KI-Chatbots wie ChatGPT als Brainstormhilfe bei der Suche nach Ideen zu verwenden, ist dagegen noch ziemlich mühsam: Wenn man sie nicht mit sehr spezifischen Informationen füttert, bleiben die Ratschläge oft zu allgemein, um nützlich zu sein („Setzen Sie sich mit Ihren Mitarbeitern zusammen und finden Sie heraus, was Sie bei Ihrer Arbeit behindert.“) Besser sind die Ergebnisse, wenn man ein Problem anhand eines Beispielszenarios möglichst konkret schildert. Das Geschäft von Coaches und Unternehmensberatungen ist hier aber derzeit von KI noch nicht bedroht.

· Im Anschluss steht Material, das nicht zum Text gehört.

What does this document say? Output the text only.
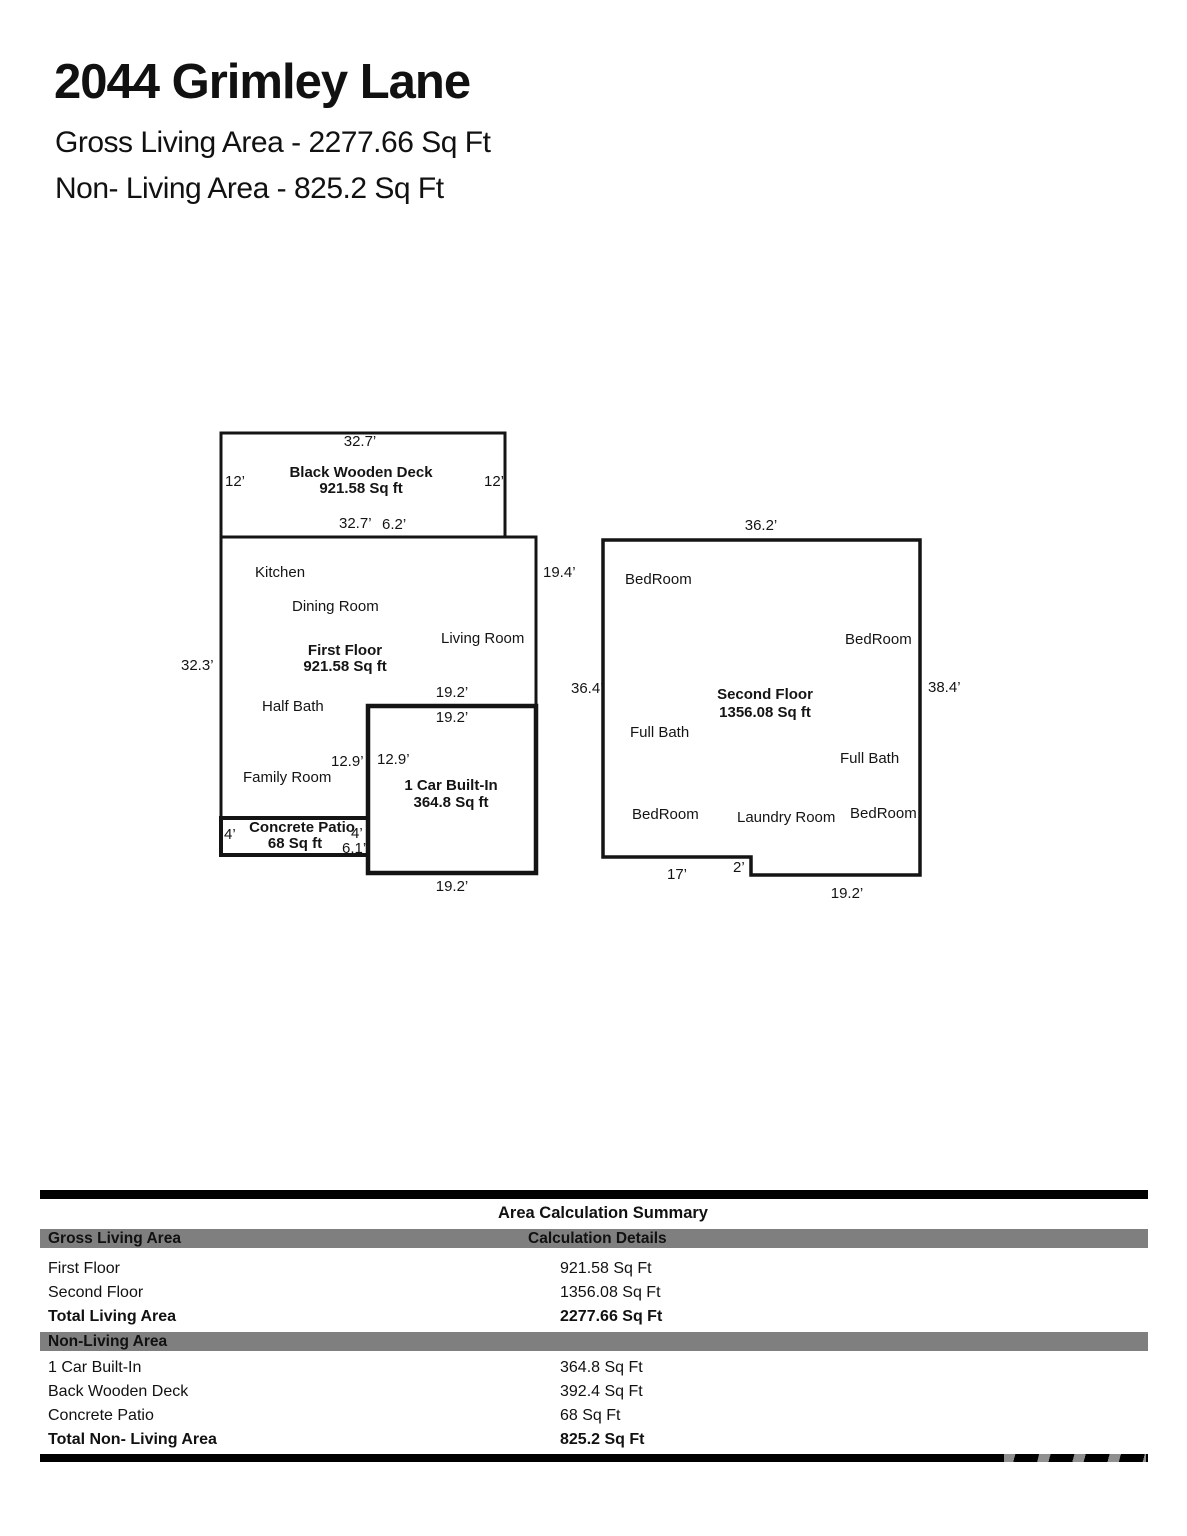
2044 Grimley Lane
Gross Living Area - 2277.66 Sq Ft
Non- Living Area - 825.2 Sq Ft
32.7’
Black Wooden Deck
921.58 Sq ft
12’	12’
32.7’ 6.2’
Kitchen
Dining Room
Living Room
First Floor
921.58 Sq ft
32.3’
19.4’
19.2’
19.2’
Half Bath
12.9’
Family Room
12.9’
1 Car Built-In
364.8 Sq ft
19.2’
4’ Concrete Patio
68 Sq ft
4’
6.1’
36.2’
BedRoom
BedRoom
Second Floor
1356.08 Sq ft
36.4’	38.4’
Full Bath
Full Bath
BedRoom	Laundry Room BedRoom
17’	2’
19.2’
Area Calculation Summary
Gross Living Area	Calculation Details
First Floor	921.58 Sq Ft
Second Floor	1356.08 Sq Ft
Total Living Area	2277.66 Sq Ft
Non-Living Area
1 Car Built-In	364.8 Sq Ft
Back Wooden Deck	392.4 Sq Ft
Concrete Patio	68 Sq Ft
Total Non- Living Area	825.2 Sq Ft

Kultur der Einfachheit – einfach mal machen
Vielleicht ist dies der wichtigste Ansatz zur Vereinfachung: einfach mal irgendwo anfangen. Der Perfektionismus, der alle Veränderungsmaßnahmen erst aufs Genaueste durchkalkulieren will, ist mit dem Ziel der Einfachheit nicht zu vereinbaren. Vereinfachung ist auch ein mindset.
Nicht durch Absicherungsdenken und minutiöses Ausplanen von Eventualitäten kann den Unsicherheiten der Unternehmensumwelt begegnet werden. In der VUCA-Welt bewährt sich pragmatisches Entscheiden, das beim Auftreten neuer Umstände bereit ist, zügig den Kurs zu korrigieren. Diese Art von Flexibilität verlangt eine Kultur der Einfachheit: einfach mal machen – und dann den nächsten Schritt gehen.